Captain Poehler Changes Command


Sydney Wozniczka

Mr. Poehler at the Veterans Day assembly

Lauren Kalina, Editor-in-Chief

Not long before the nation honored its service members on Veterans Day, one of Eagan High School’s own veterans took a major step. Mr. Poehler, a captain in the Navy, underwent a change of command. Change of command is a military ceremony in which a commanding officer transfers authority over their unit to a new officer. The event represents a peaceful transfer of power when the commander’s tour is done. Captain Poehler, as the commanding officer of a unit in Chicago, turned over responsibility for the unit and the allegiance of his sailors to his successive officer.

Poehler joined the Navy in February 1988, during the Cold War. His father was in the Air Force, so he “had a sense that [he] wanted to serve.” He jokes, “My father-in-law was in the Navy, so in order for me to marry his daughter I had to join the Navy. He did the same as me, he’s a retired captain, and I’m a captain now.” Poehler found a program that he was interested in, got his commission, and has been in the reserves for 29 years since.

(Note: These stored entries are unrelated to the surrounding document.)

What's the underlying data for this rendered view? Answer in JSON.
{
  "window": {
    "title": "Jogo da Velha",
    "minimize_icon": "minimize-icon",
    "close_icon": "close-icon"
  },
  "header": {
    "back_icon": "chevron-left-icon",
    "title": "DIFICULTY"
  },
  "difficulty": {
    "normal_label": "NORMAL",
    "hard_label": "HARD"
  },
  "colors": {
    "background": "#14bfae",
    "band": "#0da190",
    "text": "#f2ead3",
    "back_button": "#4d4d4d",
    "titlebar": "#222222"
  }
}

Poehler says that travel is one of the highlights of this experience in the Navy. “Some of my units were in Hawaii; for this past one I’ve gone to England, I loved that; I’ve gone to Germany.” But his favorite thing about his work? “It’s my job to help people, help their personal development. Sometimes that means I have to discipline, that’s part of being a commanding officer, but I’ve been able to help people achieve, I’ve been able to get people awarded.” The captain humbly mentions an award his unit won, attributing the achievement to his sailors, not him as their leader. “It really recognizes my folks. I’m very proud of them, [they’re] outstanding professionals.”

However, Poehler’s tour as commanding officer recently came to an end with his change of command. In the Navy, the ceremony is steeped in tradition. Poehler’s entire unit dressed in formal uniform for the event. Poehler, as the incumbent officer, said to the new officer, “Sir, I am ready to be relieved.” “I relieve you,” the new commander responded. “I am relieved,” repeated Poehler.

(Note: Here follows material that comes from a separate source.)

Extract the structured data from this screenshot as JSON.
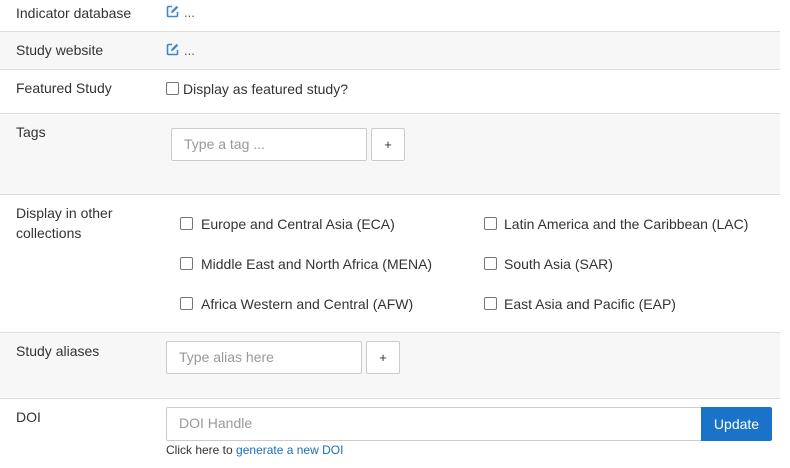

“It was very fun,” Poehler said of the ceremony. However, he adds, “It was hard for me because it’s my last year. I had three CO tours, almost a third of my career has been spent in command. So it was hard.” The captain had trouble leaving “fantastic people, who have a fantastic mission.” Ending a chapter in his career was especially difficult. “It went so well, I had such a great tour, but it was hard to recognize that I’m kind of done.”

For the next 15 months, Poehler will work as a Navy analyst instead of a commanding officer, which means he won’t have to expend time managing 170 sailors anymore. “My AP students will appreciate that I can catch up on doing their essays!” he laughs. “I’ve loved what I’ve done, but I’m excited to maybe try some other things, like volunteering, or reading history, or who knows what.”

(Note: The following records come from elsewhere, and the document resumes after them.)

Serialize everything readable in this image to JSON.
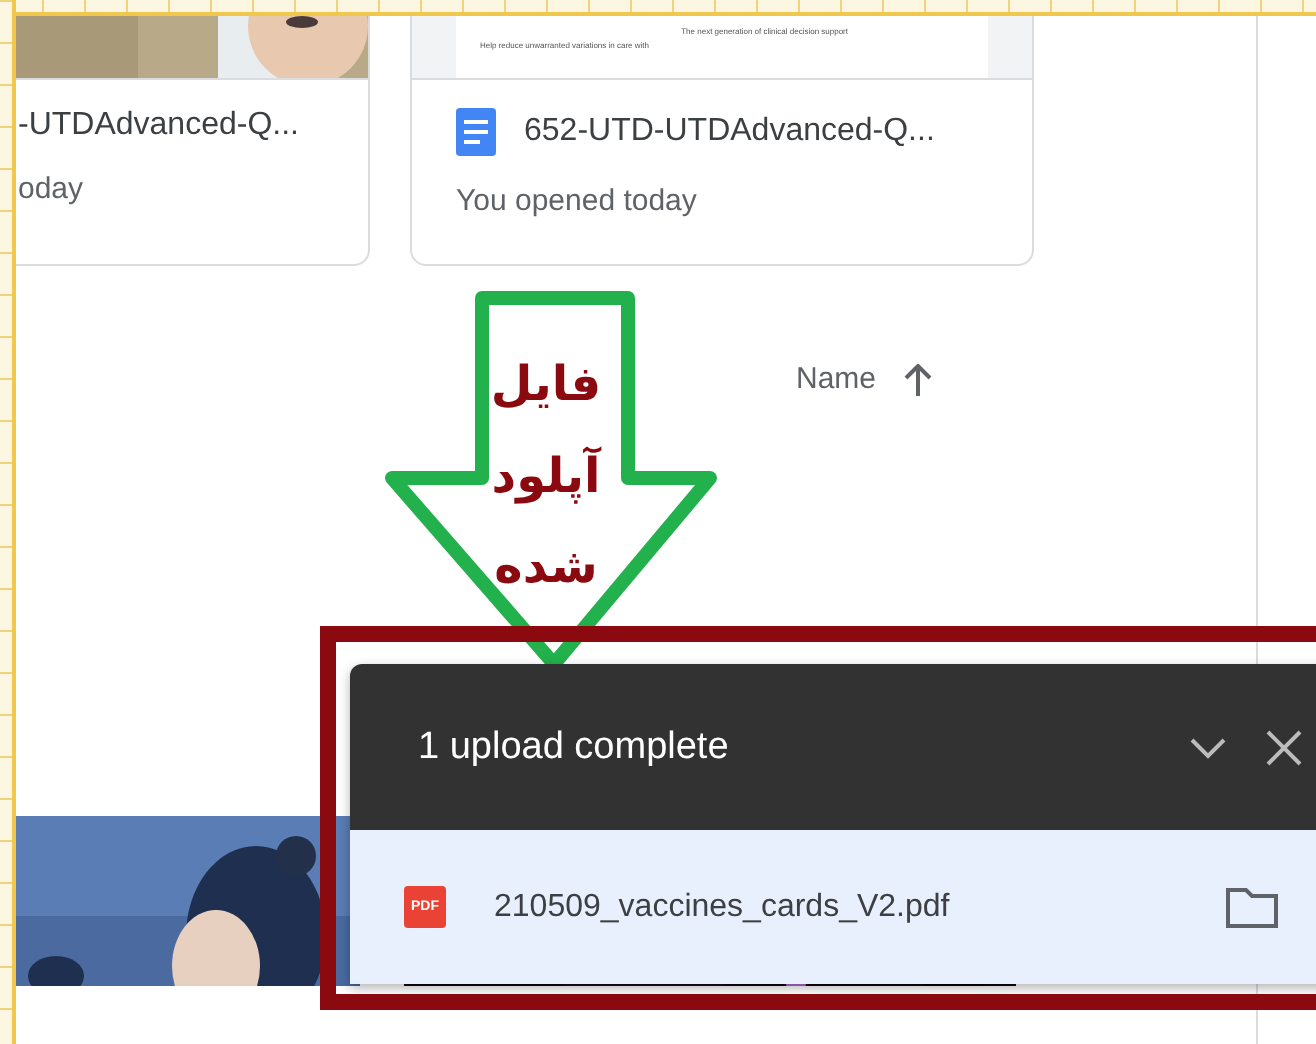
{
  "recent_files": [
    {
      "name": "-UTDAdvanced-Q...",
      "activity": "oday"
    },
    {
      "name": "652-UTD-UTDAdvanced-Q...",
      "activity": "You opened today",
      "thumbnail": {
        "kind": "document",
        "lines": [
          "The next generation of clinical decision support",
          "Help reduce unwarranted variations in care with"
        ]
      }
    }
  ],
  "sort": {
    "label": "Name",
    "ascending": true
  },
  "annotation": {
    "text": "فایل آپلود شده"
  },
  "upload_panel": {
    "title": "1 upload complete",
    "expanded": true,
    "items": [
      {
        "name": "210509_vaccines_cards_V2.pdf",
        "badge": "PDF"
      }
    ]
  }
}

Poehler wants students at EHS to know that he’s available if they want to discuss military service. “If anybody’s ever interested, thinking about the military or whatever, I’d be glad to have them come see me.” He’s more than willing to help examine the options and maybe even point out unseen opportunities.

In conclusion, Poehler adds a note of appreciation for his students. “There’s a certain amount of sacrifice, not only for my family, but with the reserves and teaching, for the students as well.” He cites his trip to England in the spring of last year and describes how his classes kept working and followed the lesson plan on their own. “Some kind of discount it, but that’s service too, you know? It’s everybody doing their part. So I’m proud of you guys, you kept the ball moving!”

Congratulations to Captain Poehler for his illustrious career and all the hard work and integrity he’s shown along the way.